Kaur H, Padi S S V, Chopra K
Pharmacology division, University Institute of Pharmaceutical Sciences, Panjab University, Chandigarh, India.
Methods Find Exp Clin Pharmacol. 2003 Dec;25(10):803-9. doi: 10.1358/mf.2003.25.10.793329.

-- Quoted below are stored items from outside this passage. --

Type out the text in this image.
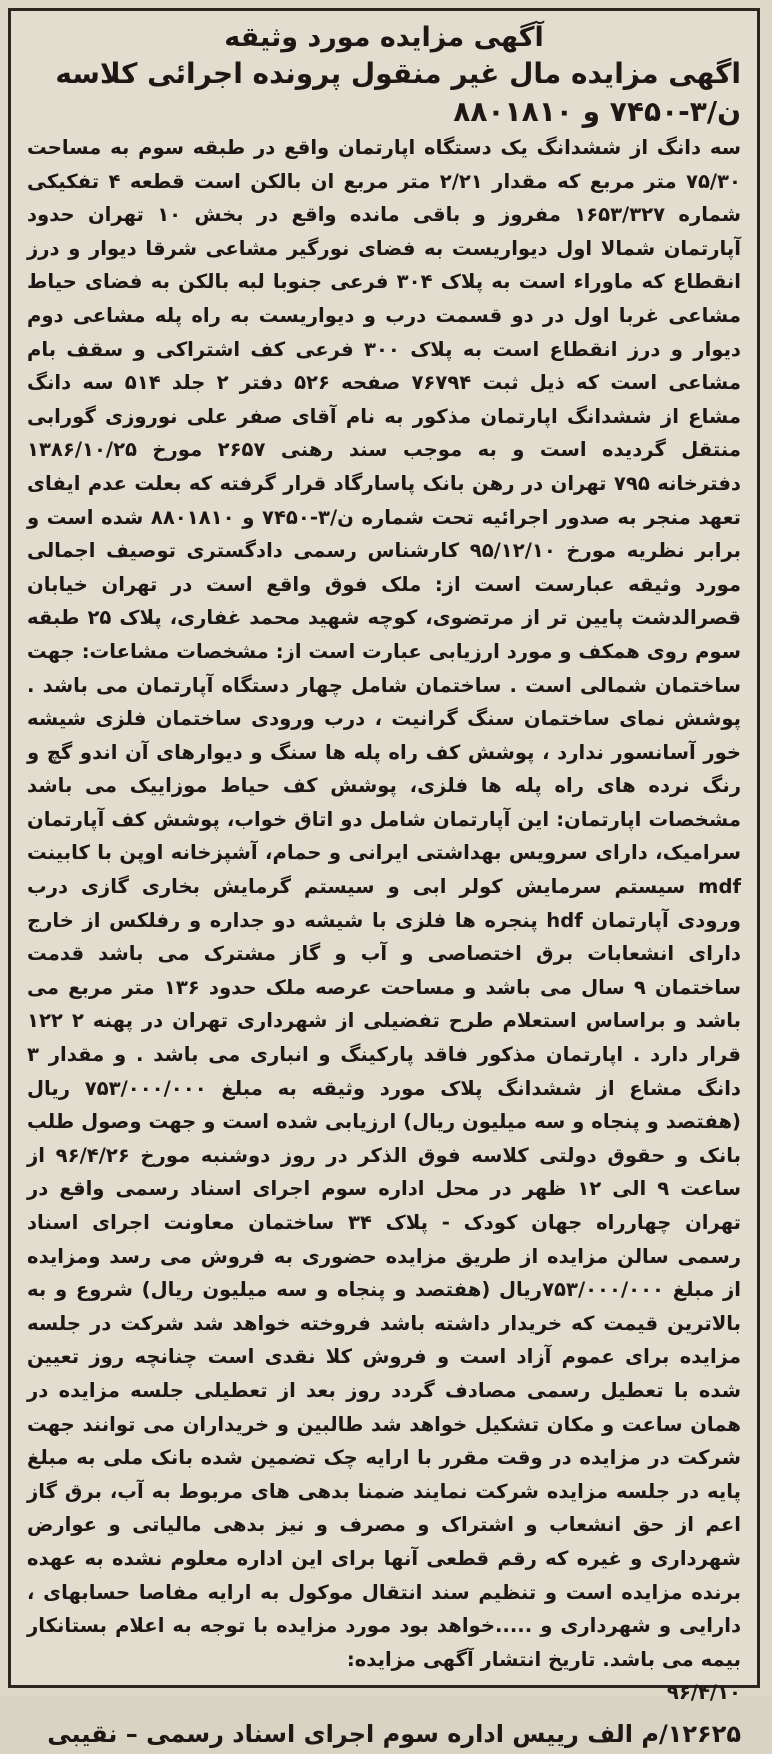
آگهی مزایده مورد وثیقه

اگهی مزایده مال غیر منقول پرونده اجرائی کلاسه ن/۳-۷۴۵۰ و ۸۸۰۱۸۱۰

سه دانگ از ششدانگ یک دستگاه اپارتمان واقع در طبقه سوم به مساحت ۷۵/۳۰ متر مربع که مقدار ۲/۲۱ متر مربع ان بالکن است قطعه ۴ تفکیکی شماره ۱۶۵۳/۳۲۷ مفروز و باقی مانده واقع در بخش ۱۰ تهران حدود آپارتمان شمالا اول دیواریست به فضای نورگیر مشاعی شرقا دیوار و درز انقطاع که ماوراء است به پلاک ۳۰۴ فرعی جنوبا لبه بالکن به فضای حیاط مشاعی غربا اول در دو قسمت درب و دیواریست به راه پله مشاعی دوم دیوار و درز انقطاع است به پلاک ۳۰۰ فرعی کف اشتراکی و سقف بام مشاعی است که ذیل ثبت ۷۶۷۹۴ صفحه ۵۲۶ دفتر ۲ جلد ۵۱۴ سه دانگ مشاع از ششدانگ اپارتمان مذکور به نام آقای صفر علی نوروزی گورابی منتقل گردیده است و به موجب سند رهنی ۲۶۵۷ مورخ ۱۳۸۶/۱۰/۲۵ دفترخانه ۷۹۵ تهران در رهن بانک پاسارگاد قرار گرفته که بعلت عدم ایفای تعهد منجر به صدور اجرائیه تحت شماره ن/۳-۷۴۵۰ و ۸۸۰۱۸۱۰ شده است و برابر نظریه مورخ ۹۵/۱۲/۱۰ کارشناس رسمی دادگستری توصیف اجمالی مورد وثیقه عبارست است از: ملک فوق واقع است در تهران خیابان قصرالدشت پایین تر از مرتضوی، کوچه شهید محمد غفاری، پلاک ۲۵ طبقه سوم روی همکف و مورد ارزیابی عبارت است از: مشخصات مشاعات: جهت ساختمان شمالی است . ساختمان شامل چهار دستگاه آپارتمان می باشد . پوشش نمای ساختمان سنگ گرانیت ، درب ورودی ساختمان فلزی شیشه خور آسانسور ندارد ، پوشش کف راه پله ها سنگ و دیوارهای آن اندو گچ و رنگ نرده های راه پله ها فلزی، پوشش کف حیاط موزاییک می باشد مشخصات اپارتمان: این آپارتمان شامل دو اتاق خواب، پوشش کف آپارتمان سرامیک، دارای سرویس بهداشتی ایرانی و حمام، آشپزخانه اوپن با کابینت mdf سیستم سرمایش کولر ابی و سیستم گرمایش بخاری گازی درب ورودی آپارتمان hdf پنجره ها فلزی با شیشه دو جداره و رفلکس از خارج دارای انشعابات برق اختصاصی و آب و گاز مشترک می باشد قدمت ساختمان ۹ سال می باشد و مساحت عرصه ملک حدود ۱۳۶ متر مربع می باشد و براساس استعلام طرح تفضیلی از شهرداری تهران در پهنه ۲ ۱۲۲ قرار دارد . اپارتمان مذکور فاقد پارکینگ و انباری می باشد . و مقدار ۳ دانگ مشاع از ششدانگ پلاک مورد وثیقه به مبلغ ۷۵۳/۰۰۰/۰۰۰ ریال (هفتصد و پنجاه و سه میلیون ریال) ارزیابی شده است و جهت وصول طلب بانک و حقوق دولتی کلاسه فوق الذکر در روز دوشنبه مورخ ۹۶/۴/۲۶ از ساعت ۹ الی ۱۲ ظهر در محل اداره سوم اجرای اسناد رسمی واقع در تهران چهارراه جهان کودک - پلاک ۳۴ ساختمان معاونت اجرای اسناد رسمی سالن مزایده از طریق مزایده حضوری به فروش می رسد ومزایده از مبلغ ۷۵۳/۰۰۰/۰۰۰ریال (هفتصد و پنجاه و سه میلیون ریال) شروع و به بالاترین قیمت که خریدار داشته باشد فروخته خواهد شد شرکت در جلسه مزایده برای عموم آزاد است و فروش کلا نقدی است چنانچه روز تعیین شده با تعطیل رسمی مصادف گردد روز بعد از تعطیلی جلسه مزایده در همان ساعت و مکان تشکیل خواهد شد طالبین و خریداران می توانند جهت شرکت در مزایده در وقت مقرر با ارایه چک تضمین شده بانک ملی به مبلغ پایه در جلسه مزایده شرکت نمایند ضمنا بدهی های مربوط به آب، برق گاز اعم از حق انشعاب و اشتراک و مصرف و نیز بدهی مالیاتی و عوارض شهرداری و غیره که رقم قطعی آنها برای این اداره معلوم نشده به عهده برنده مزایده است و تنظیم سند انتقال موکول به ارایه مفاصا حسابهای ، دارایی و شهرداری و .....خواهد بود مورد مزایده با توجه به اعلام بستانکار بیمه می باشد. تاریخ انتشار آگهی مزایده:

۹۶/۴/۱۰

۱۲۶۲۵/م الف رییس اداره سوم اجرای اسناد رسمی – نقیبی
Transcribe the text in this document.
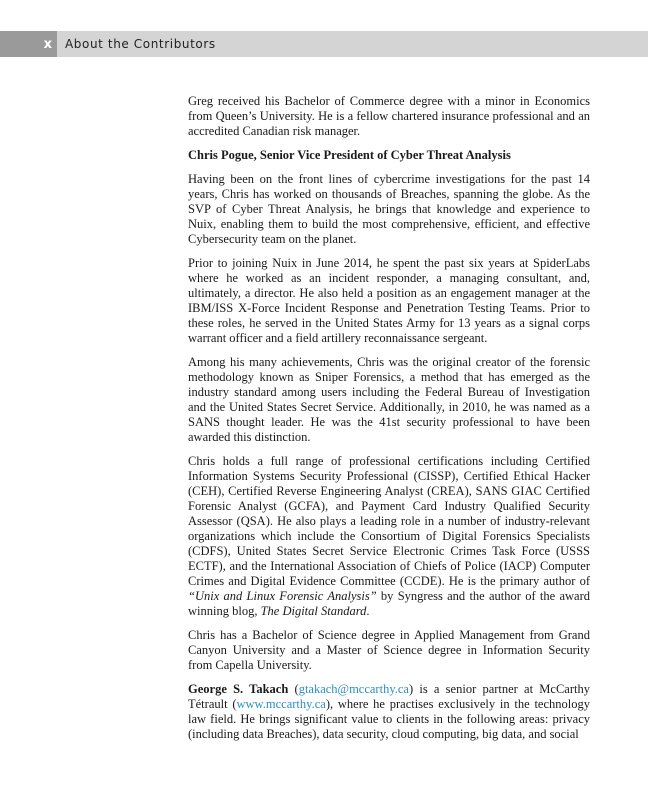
x	About the Contributors

Greg received his Bachelor of Commerce degree with a minor in Economics from Queen’s University. He is a fellow chartered insurance professional and an accredited Canadian risk manager.

Chris Pogue, Senior Vice President of Cyber Threat Analysis

Having been on the front lines of cybercrime investigations for the past 14 years, Chris has worked on thousands of Breaches, spanning the globe. As the SVP of Cyber Threat Analysis, he brings that knowledge and experience to Nuix, enabling them to build the most comprehensive, efficient, and effective Cybersecurity team on the planet.

Prior to joining Nuix in June 2014, he spent the past six years at SpiderLabs where he worked as an incident responder, a managing consultant, and, ultimately, a director. He also held a position as an engagement manager at the IBM/ISS X-Force Incident Response and Penetration Testing Teams. Prior to these roles, he served in the United States Army for 13 years as a signal corps warrant officer and a field artillery reconnaissance sergeant.

Among his many achievements, Chris was the original creator of the forensic methodology known as Sniper Forensics, a method that has emerged as the industry standard among users including the Federal Bureau of Investigation and the United States Secret Service. Additionally, in 2010, he was named as a SANS thought leader. He was the 41st security professional to have been awarded this distinction.

Chris holds a full range of professional certifications including Certified Information Systems Security Professional (CISSP), Certified Ethical Hacker (CEH), Certified Reverse Engineering Analyst (CREA), SANS GIAC Certified Forensic Analyst (GCFA), and Payment Card Industry Qualified Security Assessor (QSA). He also plays a leading role in a number of industry-relevant organizations which include the Consortium of Digital Forensics Specialists (CDFS), United States Secret Service Electronic Crimes Task Force (USSS ECTF), and the International Association of Chiefs of Police (IACP) Computer Crimes and Digital Evidence Committee (CCDE). He is the primary author of “Unix and Linux Forensic Analysis” by Syngress and the author of the award winning blog, The Digital Standard.

Chris has a Bachelor of Science degree in Applied Management from Grand Canyon University and a Master of Science degree in Information Security from Capella University.

George S. Takach (gtakach@mccarthy.ca) is a senior partner at McCarthy Tétrault (www.mccarthy.ca), where he practises exclusively in the technology law field. He brings significant value to clients in the following areas: privacy (including data Breaches), data security, cloud computing, big data, and social
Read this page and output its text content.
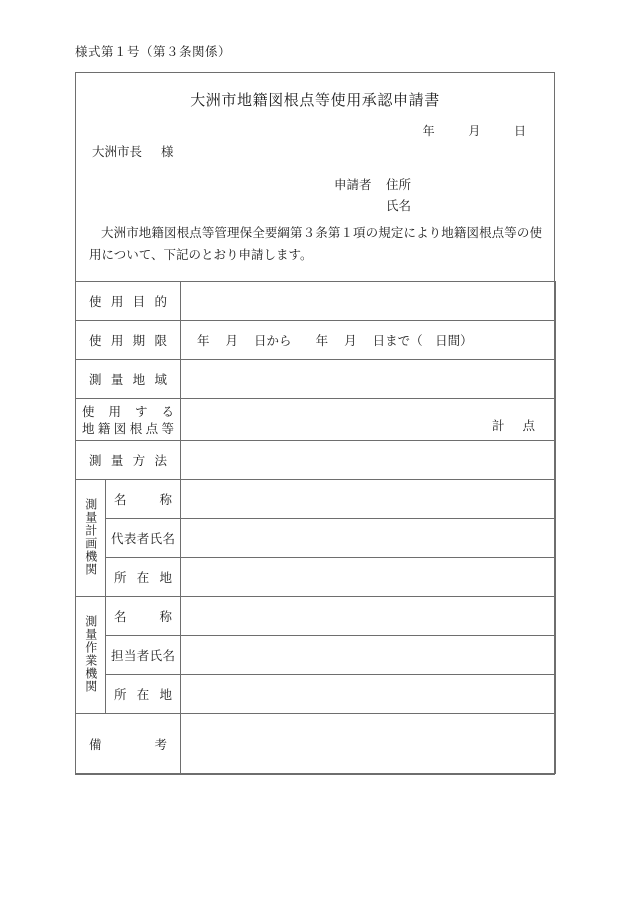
様式第１号（第３条関係）
大洲市地籍図根点等使用承認申請書
年	月	日
大洲市長 様
申請者 住所
氏名
大洲市地籍図根点等管理保全要綱第３条第１項の規定により地籍図根点等の使用について、下記のとおり申請します。
使用目的		
使用期限		年 月 日から 年 月 日まで（　日間）
測量地域		

使用する
地籍図根点等		計 点

測量方法		
測量計画機関	名称	
	代表者氏名	
	所在地	
測量作業機関	名称	
	担当者氏名	
	所在地	
備考		
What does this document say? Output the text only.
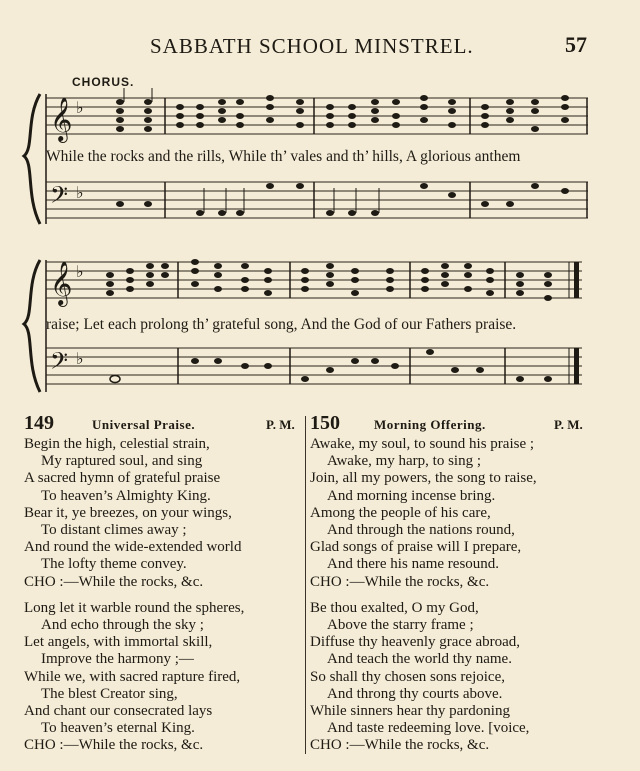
SABBATH SCHOOL MINSTREL.	57
CHORUS.
𝄞
𝄢
♭
♭
While the rocks and the rills, While th’ vales and th’ hills, A glorious anthem
𝄞
𝄢
♭
♭
raise; Let each prolong th’ grateful song, And the God of our Fathers praise.
149	Universal Praise.	P. M.
Begin the high, celestial strain,
My raptured soul, and sing
A sacred hymn of grateful praise
To heaven’s Almighty King.
Bear it, ye breezes, on your wings,
To distant climes away ;
And round the wide-extended world
The lofty theme convey.
CHO :—While the rocks, &c.
Long let it warble round the spheres,
And echo through the sky ;
Let angels, with immortal skill,
Improve the harmony ;—
While we, with sacred rapture fired,
The blest Creator sing,
And chant our consecrated lays
To heaven’s eternal King.
CHO :—While the rocks, &c.
150	Morning Offering.	P. M.
Awake, my soul, to sound his praise ;
Awake, my harp, to sing ;
Join, all my powers, the song to raise,
And morning incense bring.
Among the people of his care,
And through the nations round,
Glad songs of praise will I prepare,
And there his name resound.
CHO :—While the rocks, &c.
Be thou exalted, O my God,
Above the starry frame ;
Diffuse thy heavenly grace abroad,
And teach the world thy name.
So shall thy chosen sons rejoice,
And throng thy courts above.
While sinners hear thy pardoning
And taste redeeming love. [voice,
CHO :—While the rocks, &c.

Renal ischemia-reperfusion injury constitutes the most common pathogenic factor for acute renal failure and is the main contributor to renal dysfunction in allograft recipients and revascularization surgeries. Many studies have demonstrated that reactive oxygen species play an important role in ischemic acute renal failure. The aim of the present study was to investigate the effects of the synthetic antiischemic agent trimetazidine in a rat model of renal ischemia-reperfusion injury. Renal ischemia-reperfusion was induced by clamping the unilateral renal artery for 45 min followed by 24 h of reperfusion. Trimetazidine (2.5 mg/kg i.p.) was administered 24 and 12 h prior to renal artery occlusion and the same dose was given intravenously 1 h before inducing ischemia. Tissue lipid peroxidation was measured as thiobarbituric acid reacting substances (TBARS) in kidney homogenates. Renal function was assessed by estimating serum creatinine, blood urea nitrogen (BUN), creatinine and urea clearance. Renal morphological alterations were assessed by histopathological examination of hematoxylin-eosin stained sections of the kidneys. Ischemia-reperfusion produced elevated levels of TBARS and deteriorated the renal function as assessed by increased serum creatinine, BUN and decreased creatinine and urea clearance compared with sham operated rats. The ischemic kidneys of rats showed severe hyaline casts, epithelial swelling, proteinaceous debris, tubular necrosis, medullary congestion and hemorrhage. Trimetazidine markedly reduced elevated levels of TBARS and significantly attenuated renal dysfunction and morphological changes in rats subjected to renal ischemia-reperfusion. These results clearly demonstrate the in vivo antioxidant effect and the therapeutic potential of trimetazidine, an anti-ischemic agent, in attenuating renal ischemia-reperfusion injury.
肾缺血再灌注损伤是急性肾衰竭最常见的致病因素,也是同种异体肾移植受者和血管重建手术中肾功能障碍的主要原因。许多研究表明,活性氧在缺血性急性肾衰竭中起重要作用。本研究的目的是探讨合成抗缺血药物曲美他嗪在大鼠肾缺血再灌注损伤模型中的作用。通过夹闭单侧肾动脉45分钟,然后再灌注24小时诱导肾缺血再灌注。在肾动脉闭塞前24小时和12小时腹腔注射曲美他嗪(2.5mg/kg),并在诱导缺血前1小时静脉注射相同剂量。以肾匀浆中硫代巴比妥酸反应物质(TBARS)测定组织脂质过氧化。通过估算血清肌酐、血尿素氮(BUN)、肌酐和尿素清除率来评估肾功能。通过对苏木精-伊红染色的肾脏切片进行组织病理学检查来评估肾脏形态学改变。与假手术大鼠相比,缺血再灌注导致TBARS水平升高,并使肾功能恶化,表现为血清肌酐、BUN升高,肌酐和尿素清除率降低。大鼠缺血肾脏表现出严重的透明管型、上皮肿胀、蛋白质碎片、肾小管坏死、髓质充血和出血。曲美他嗪显著降低了肾缺血再灌注大鼠升高的TBARS水平,并显著减轻了肾功能障碍和形态学变化。这些结果清楚地证明了抗缺血药物曲美他嗪在减轻肾缺血再灌注损伤方面的体内抗氧化作用和治疗潜力。